El sacerdote observó unos cuantos de ellos y luego ordenó:

—¡Quedaos aquí! —Y salió zumbando escaleras arriba hacia la puerta que conducía a la barbacana. Tenía que acceder a aquel balcón...

Las manos del hombre alto de la capa negra temblaban cuando las retiró de las puertas. Sabía que lo habían visto y conocía el estado de ánimo de la muchedumbre que se agolpaba a su espalda.

—No sirve de nada —dijo en voz alta—. No puedo entrar.

—Pero tú eres uno de ellos, ¿verdad? —gruñó una voz, pegada a su oreja.

—Sí, yo lo vi... usó un hechizo, ¡lo hizo! —intervino otra, altisonante por el miedo y la cólera... o más bien con la colérica necesidad de estallar.

El hombre de la capa negra no respondió, pero levantó la mirada hacia el balcón con apremiante esperanza.

Se vio recompensado. Dos fornidos guardas hicieron su aparición con las picas en las manos —picas que podían tranquilamente llegar hasta el suelo, para clavarse y atravesar a cualquiera que se encontrara cerca de la puerta— y preguntaron con voz ronca, más o menos al unísono:

—¿Sí? ¿Tienes algún asunto legítimo que tratar en este recinto sagrado?

—Así es —les dijo el hombre, sin hacer caso de los enojados refunfuños que se elevaron como una oleada tras sus palabras—. ¿Por qué están las puertas cerradas?

—Grandes acontecimientos en lo alto exigen contemplación por parte de todos los siervos ordenados de Mystra —replicó el guarda.

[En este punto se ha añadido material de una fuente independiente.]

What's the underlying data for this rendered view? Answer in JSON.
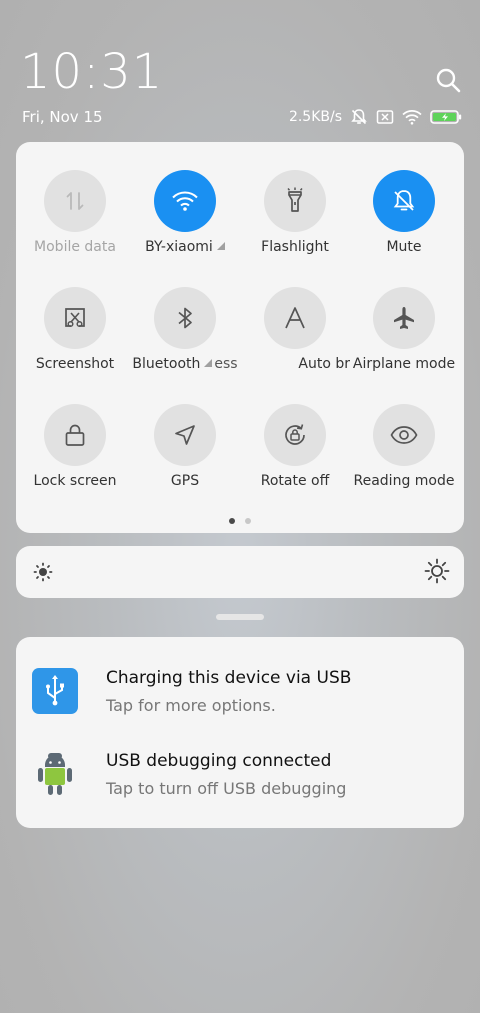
{
  "status": {
    "time": "10:31",
    "date": "Fri, Nov 15",
    "speed": "2.5KB/s"
  },
  "quick_settings": {
    "tiles": [
      {
        "label": "Mobile data",
        "icon": "mobile-data-icon",
        "state": "off"
      },
      {
        "label": "BY-xiaomi",
        "icon": "wifi-icon",
        "state": "on",
        "has_signal": true
      },
      {
        "label": "Flashlight",
        "icon": "flashlight-icon",
        "state": "neutral"
      },
      {
        "label": "Mute",
        "icon": "mute-icon",
        "state": "on"
      },
      {
        "label": "Screenshot",
        "icon": "screenshot-icon",
        "state": "neutral"
      },
      {
        "label": "Bluetooth",
        "icon": "bluetooth-icon",
        "state": "neutral",
        "has_signal": true
      },
      {
        "label": "ess",
        "icon": "",
        "state": "neutral"
      },
      {
        "label": "Auto br",
        "icon": "auto-brightness-icon",
        "state": "neutral"
      },
      {
        "label": "Airplane mode",
        "icon": "airplane-icon",
        "state": "neutral"
      },
      {
        "label": "Lock screen",
        "icon": "lock-icon",
        "state": "neutral"
      },
      {
        "label": "GPS",
        "icon": "gps-icon",
        "state": "neutral"
      },
      {
        "label": "Rotate off",
        "icon": "rotate-lock-icon",
        "state": "neutral"
      },
      {
        "label": "Reading mode",
        "icon": "eye-icon",
        "state": "neutral"
      }
    ],
    "page_count": 2,
    "active_page": 1
  },
  "notifications": [
    {
      "title": "Charging this device via USB",
      "text": "Tap for more options.",
      "icon": "usb-icon"
    },
    {
      "title": "USB debugging connected",
      "text": "Tap to turn off USB debugging",
      "icon": "android-debug-icon"
    }
  ],
  "colors": {
    "accent": "#1a90f2",
    "panel": "#f5f5f5",
    "tile_off": "#e1e1e1"
  }
}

—¡Ah! ¿Se celebra acaso una orgía ahí dentro, o sólo una bacanal? —gritó alguien desde el centro de la multitud, y se escucharon rugidos de asentimiento y mofa—. ¡Vamos, dejadnos entrar! ¡Nosotros también queremos participar!

—¡Retiraos! —tronaron los guardas, irguiéndose para enfrentarse a todos los reunidos.

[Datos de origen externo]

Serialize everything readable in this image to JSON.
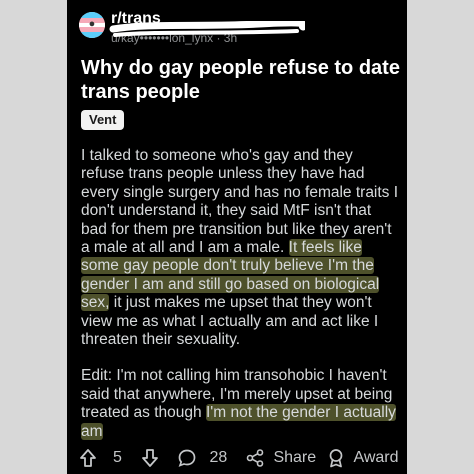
{
  "post": {
    "subreddit": "r/trans",
    "author_meta": "u/kay•••••••lon_lynx · 3h",
    "title": "Why do gay people refuse to date trans people",
    "flair": "Vent",
    "body": {
      "p1_a": "I talked to someone who's gay and they refuse trans people unless they have had every single surgery and has no female traits I don't understand it, they said MtF isn't that bad for them pre transition but like they aren't a male at all and I am a male. ",
      "p1_highlight": "It feels like some gay people don't truly believe I'm the gender I am and still go based on biological sex,",
      "p1_b": " it just makes me upset that they won't view me as what I actually am and act like I threaten their sexuality.",
      "p2_a": "Edit: I'm not calling him transohobic I haven't said that anywhere, I'm merely upset at being treated as though ",
      "p2_highlight": "I'm not the gender I actually am"
    }
  },
  "actions": {
    "upvote_icon": "arrow-up-icon",
    "vote_count": "5",
    "downvote_icon": "arrow-down-icon",
    "comment_icon": "comment-icon",
    "comment_count": "28",
    "share_icon": "share-icon",
    "share_label": "Share",
    "award_icon": "award-icon",
    "award_label": "Award"
  },
  "colors": {
    "card_bg": "#000000",
    "page_bg": "#d8d8d8",
    "highlight": "#ced470",
    "text": "#d7dadc"
  }
}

—¿Sigue viva Mystra? —inquirió alguien.

—¡Eso! —Otros hicieron suyo el grito—. ¿Respira todavía la diosa de la magia?

—Claro que sí —les espetó un guarda con expresión desdeñosa—. ¡Ahora marchad!

—¡Pruébalo! —exigió una voz—. ¡Lanza un hechizo!

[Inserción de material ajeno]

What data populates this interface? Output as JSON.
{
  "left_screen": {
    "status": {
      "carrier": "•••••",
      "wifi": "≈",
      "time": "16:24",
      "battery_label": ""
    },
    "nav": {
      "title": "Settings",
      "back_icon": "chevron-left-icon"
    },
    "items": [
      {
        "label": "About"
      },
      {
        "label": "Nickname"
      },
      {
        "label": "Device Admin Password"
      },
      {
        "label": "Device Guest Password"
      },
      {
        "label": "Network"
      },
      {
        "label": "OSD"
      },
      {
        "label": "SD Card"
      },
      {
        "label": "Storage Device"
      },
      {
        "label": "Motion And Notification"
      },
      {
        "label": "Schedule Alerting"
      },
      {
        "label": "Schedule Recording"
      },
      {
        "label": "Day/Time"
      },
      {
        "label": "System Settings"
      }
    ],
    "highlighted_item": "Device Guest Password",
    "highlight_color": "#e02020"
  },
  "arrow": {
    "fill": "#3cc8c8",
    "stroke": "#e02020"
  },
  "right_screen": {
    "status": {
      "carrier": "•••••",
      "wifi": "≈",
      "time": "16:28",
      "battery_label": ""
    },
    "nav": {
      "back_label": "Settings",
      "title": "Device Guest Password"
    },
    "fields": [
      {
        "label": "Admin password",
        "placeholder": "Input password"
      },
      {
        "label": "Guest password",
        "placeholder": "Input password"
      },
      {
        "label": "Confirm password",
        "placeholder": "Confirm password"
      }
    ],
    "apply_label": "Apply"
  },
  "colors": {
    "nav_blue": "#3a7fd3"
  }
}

El centinela sopesó su pica.

—Yo no hago hechizos, Roldo —dijo—. ¿Y tú?

—¡Haz que venga unos de los sacerdotes... que vengan todos! —ordenó Roldo.

—Eso —asintió otra persona—. Y veamos si uno de ellos, sólo uno de ellos, puede hacer un conjuro.

El rugido de conformidad que siguió a sus palabras sacudió los mismos muros del templo, pero a través de él el hombre de la capa negra oyó que uno de los guardas mascullaba:

—Sí, y que sea una enorme bola de fuego, justo ahí.

El otro asintió, sin sonreír.

—Escuchad —les dijo el hombre—. Tengo que hablar con Kadeln, Kadeln Parosper. Decidle que se trata de Tenthar.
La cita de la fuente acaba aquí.